Dans ces eaux, les sous-marins allemands coulent deux navires de guerre canadiens (le NCSM Raccoon et le NCSM Charlottetown) et 20 navires en convois en 1942. Le naufrage du SS Caribou le 14 octobre 1942, qui cause la mort de 31 membres d’équipage et 136 passagers, est considéré comme le pire désastre côtier de cette bataille. Le plus gros tonnage (neuf navires incluant le Charlottetown) est coulé par le U-517, dont le capitaine Paul Hartwig devient, après la guerre, vice-amiral de la marine fédérale d’Allemagne, partenaire du Canada au sein de l’OTAN.
Les attaques des sous-marins allemands dans le Saint-Laurent alimentent le débat sur la conscription à la Chambre des communes, enveniment les relations entre le Québec et Ottawa et forcent le cabinet de guerre, le 9 septembre 1942, à fermer le Saint-Laurent à tous les navires alliés, à l’exception du commerce côtier.
Des sous-marins allemands patrouillent dans les eaux canadiennes jusqu’à la fin de la Deuxième Guerre mondiale, et durant la dernière phase du conflit, ils détruisent les trois dernières victimes navales de la guerre côtière. Le NCSM Shawinigan est torpillé par le U-1228 dans le détroit de Cabot le 25 novembre 1944; aucun membre de l’équipage ne survit. Le U-806 coule le NCSM Clayoquot le 24 décembre 1944 près du phare de Halifax, et le U-190 coule le NCSM Esquimalt le 16 avril 1945 près du même endroit. Le U-190 se rend au Canada le 11 mai 1945, et il est mis en service au mois de juin dans la Marine royale du Canada, en tant que NCSM U-190. Ce sous-marin est coulé cérémonieusement le 21 octobre 1947, à l’endroit même où il a coulé le Esquimalt.
Missions spéciales et débarquements des sous-marins allemands
Les sous-marins allemands effectuent également des missions spéciales durant la Deuxième Guerre mondiale. Le 6 mai 1943, le U-262 essaie d’embarquer des prisonniers de guerre allemands évadés à North Point à l’Île-du-Prince-Édouard, tandis que le U-536 tente un exploit semblable le 28 septembre 1943 à Pointe de Maisonnette au Nouveau-Brunswick.
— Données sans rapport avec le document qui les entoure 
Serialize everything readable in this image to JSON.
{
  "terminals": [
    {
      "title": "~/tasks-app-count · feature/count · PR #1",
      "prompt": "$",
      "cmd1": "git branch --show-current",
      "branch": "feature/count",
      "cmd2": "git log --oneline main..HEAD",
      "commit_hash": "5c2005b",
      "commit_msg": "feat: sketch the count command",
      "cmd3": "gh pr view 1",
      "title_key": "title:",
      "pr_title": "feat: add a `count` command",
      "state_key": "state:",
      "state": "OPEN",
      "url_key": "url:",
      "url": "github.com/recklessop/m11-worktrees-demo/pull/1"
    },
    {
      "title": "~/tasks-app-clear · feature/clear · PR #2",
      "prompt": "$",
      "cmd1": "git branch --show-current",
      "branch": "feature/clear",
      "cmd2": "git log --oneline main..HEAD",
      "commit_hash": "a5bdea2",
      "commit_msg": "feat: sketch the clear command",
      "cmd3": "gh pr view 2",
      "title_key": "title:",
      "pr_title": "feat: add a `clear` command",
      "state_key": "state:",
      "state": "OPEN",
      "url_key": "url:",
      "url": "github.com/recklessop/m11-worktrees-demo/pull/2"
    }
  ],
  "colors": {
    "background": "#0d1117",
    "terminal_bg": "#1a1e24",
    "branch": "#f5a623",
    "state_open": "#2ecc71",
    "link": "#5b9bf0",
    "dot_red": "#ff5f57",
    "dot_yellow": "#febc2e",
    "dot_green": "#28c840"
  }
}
Le U-119 et le U-220 posent des mines au large de Halifax et de St. John’s en juin et octobre 1943 respectivement.
Les sous-marins allemands débarquent des hommes au Québec et au Labrador à deux reprises durant la Deuxième Guerre mondiale. Dans la nuit du 8 au 9 novembre 1942, l’espion Werner Janowski débarque du U-518 près de New Carlisle au Québec, et il est presque immédiatement capturé. Il devient plus tard un agent double de la GRC. Dans la nuit du 22 au 23 octobre 1943, l’équipage du U-537 débarque une station météorologique automatique à Martin Bay, à 32 km au sud du cap Chidley au Labrador. La station transmet des données pendant environ trois mois. Bien qu’elle soit aperçue par des visiteurs occasionnels, elle n’est identifiée correctement qu’en juillet 1981.